Simultaneous improvement of low-cycle and high-cycle fatigue performance of LPBF IN718 alloy via pre-aging laser polishing

Additive-manufactured superalloys face persistent fatigue limitations due to synergistic effects of surface defects, residual stresses, and anisotropic microstructures. Here, we develop a pre-aging laser polishing (PRAP) strategy that fundamentally restructures fatigue resistance mechanisms. Results reveal that PRAP enhances both low-cycle fatigue (LCF) (∼10⁴ cycles) and high-cycle fatigue (HCF) (>10⁶ cycles), with the HCF life extended by up to 70% while maintaining strength-ductility balance. Moreover, it preserves high yield strength (Δσ < 3% reduction) while boosting ductility (11% increase).

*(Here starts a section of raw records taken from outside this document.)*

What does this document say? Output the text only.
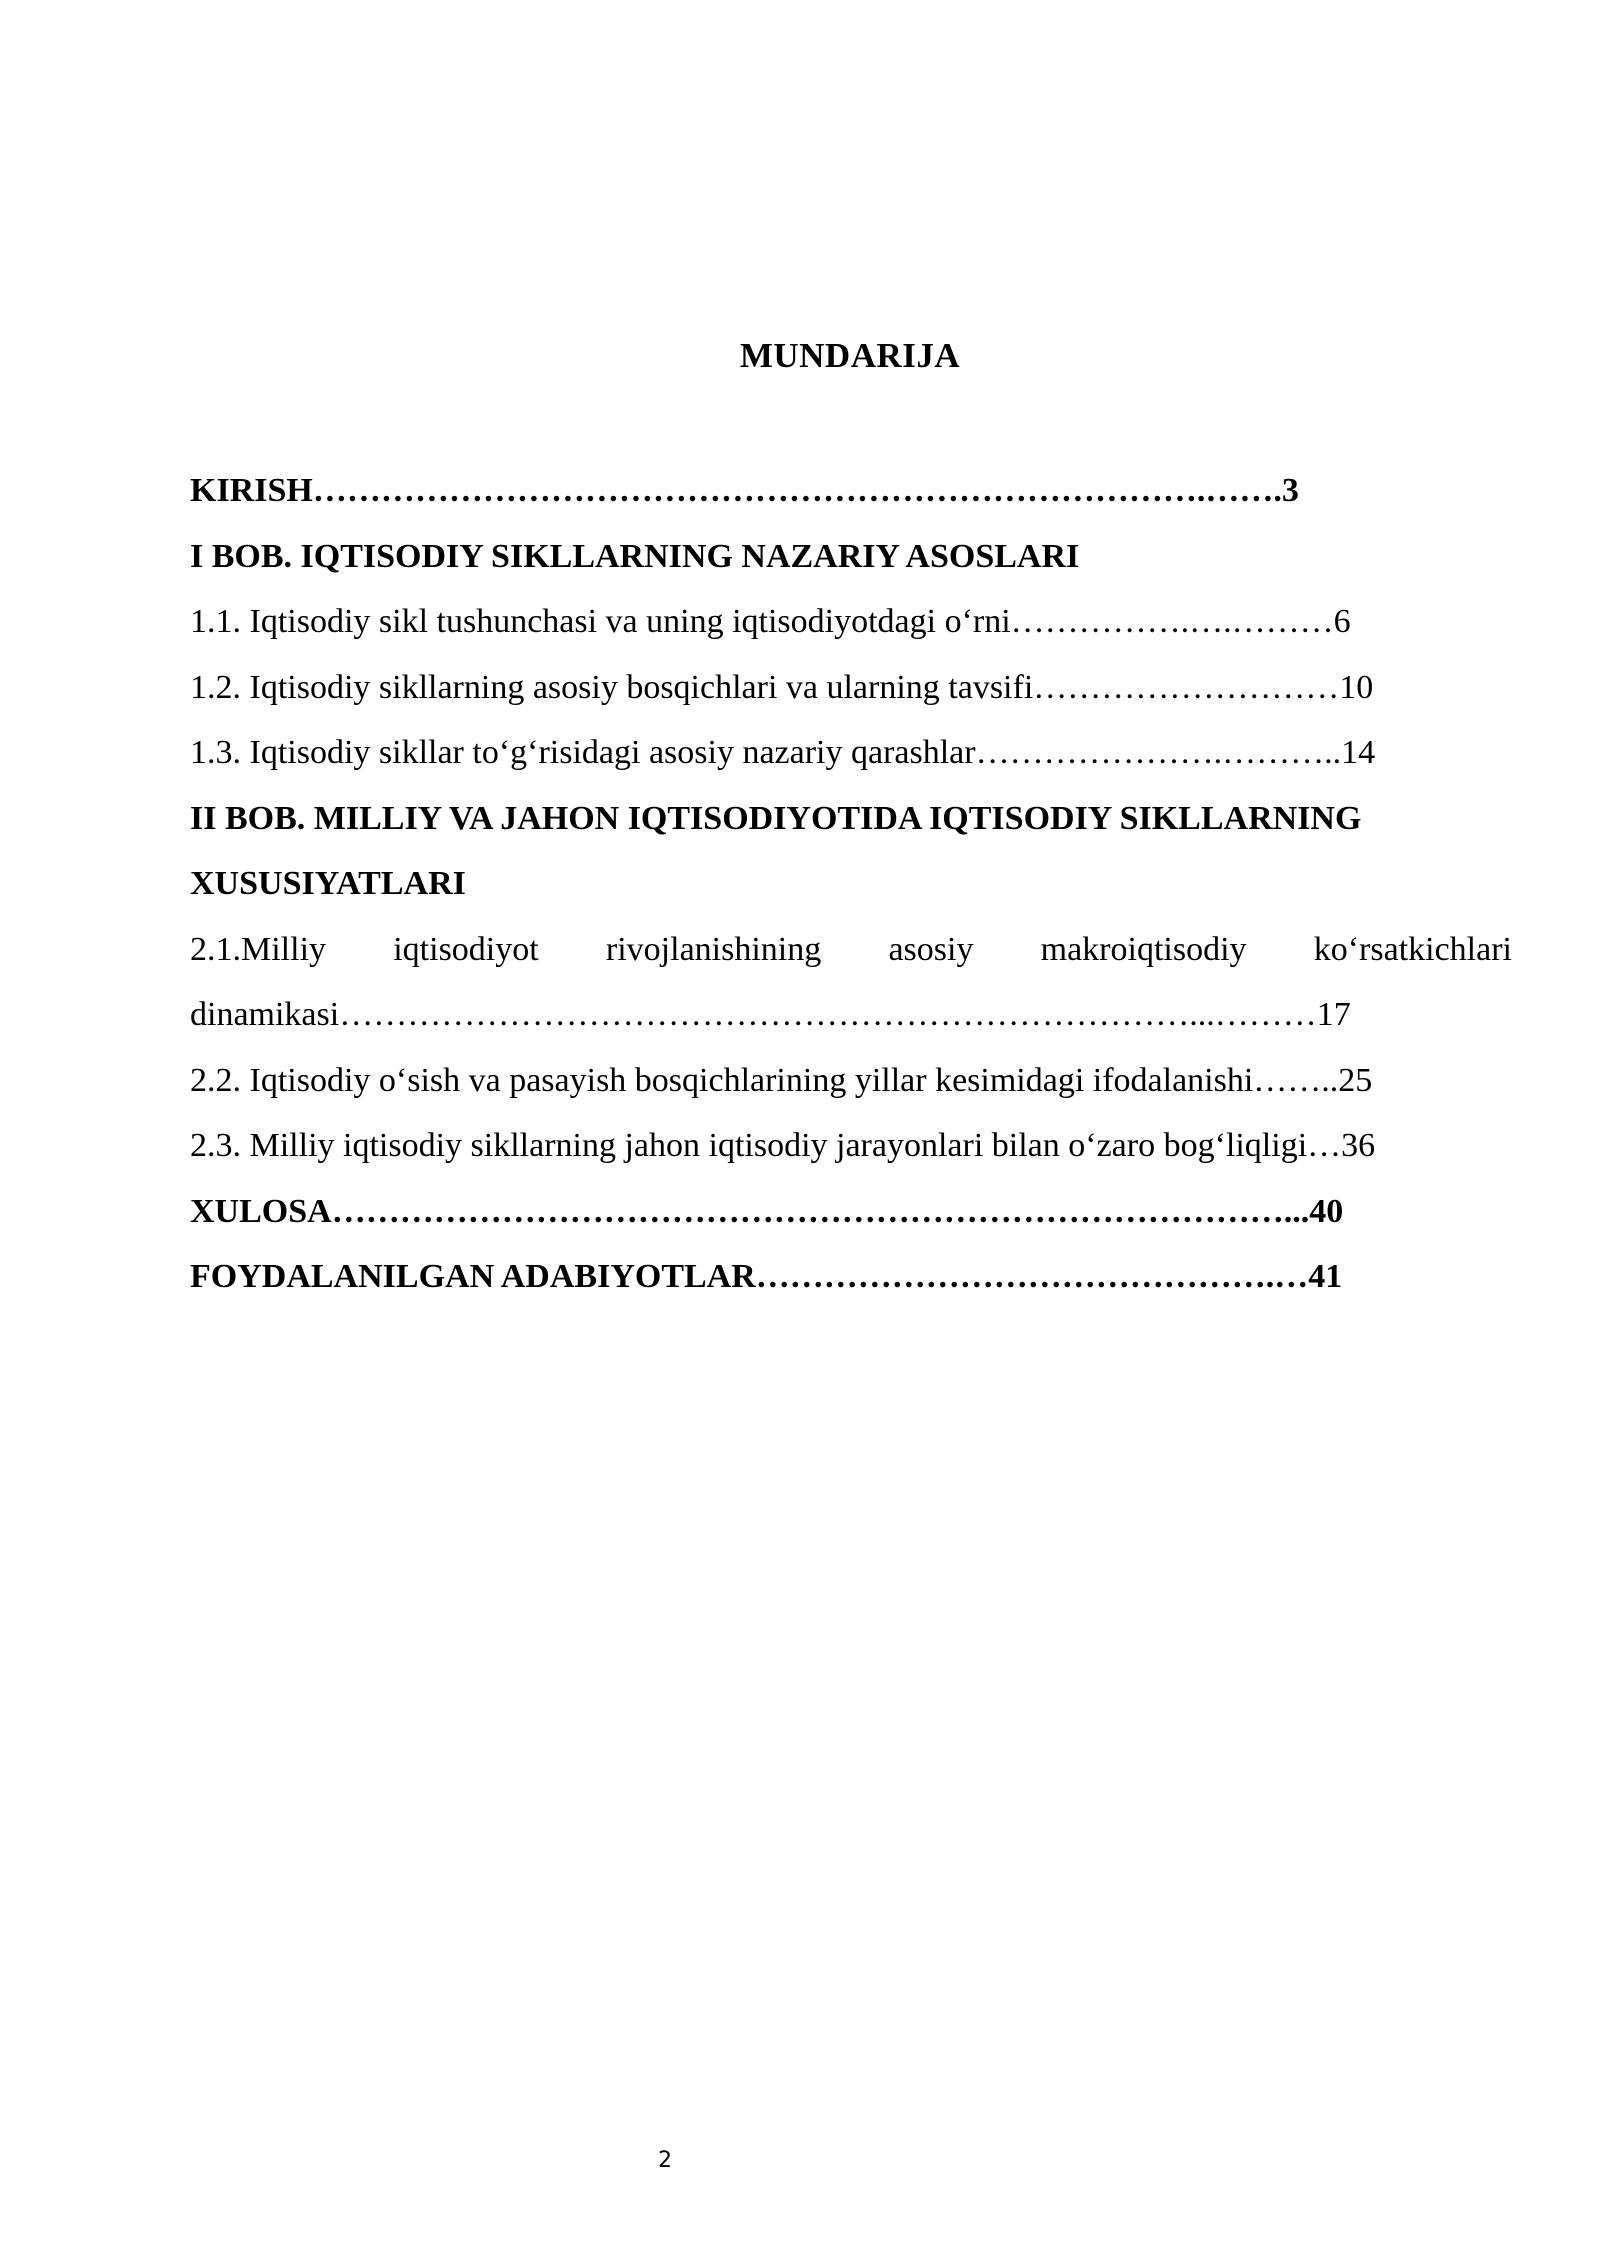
MUNDARIJA
KIRISH…………………………………………………………………….…….3
I BOB. IQTISODIY SIKLLARNING NAZARIY ASOSLARI
1.1. Iqtisodiy sikl tushunchasi va uning iqtisodiyotdagi o‘rni…………….….………6
1.2. Iqtisodiy sikllarning asosiy bosqichlari va ularning tavsifi………………………10
1.3. Iqtisodiy sikllar to‘g‘risidagi asosiy nazariy qarashlar………………….………..14
II BOB. MILLIY VA JAHON IQTISODIYOTIDA IQTISODIY SIKLLARNING
XUSUSIYATLARI
2.1.Milliy iqtisodiyot rivojlanishining asosiy makroiqtisodiy ko‘rsatkichlari
dinamikasi…………………………………………………………………...………17
2.2. Iqtisodiy o‘sish va pasayish bosqichlarining yillar kesimidagi ifodalanishi……..25
2.3. Milliy iqtisodiy sikllarning jahon iqtisodiy jarayonlari bilan o‘zaro bog‘liqligi…36
XULOSA…………………………………………………………………………...40
FOYDALANILGAN ADABIYOTLAR……………………………………….…41
2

Advanced microstructure characterisation demonstrates that PRAP uniquely achieves: (1) stabilised dislocation cell structures without detrimental tensile stresses, (2) elimination of columnar grain morphology, and (3) precipitate-mediated pinning that enhances cyclic stability. These nanoscale cells function as crack-blocking deformation units, as evidenced by in situ SEM fatigue testing. Remarkably, PRAP introduces a dual enhancement mechanism including suppression of crack nucleation in the HCF regime and stabilisation of cyclic plasticity under LCF large-strain deformation, overcoming the traditional strength-ductility-fatigue trade-off in AM superalloys.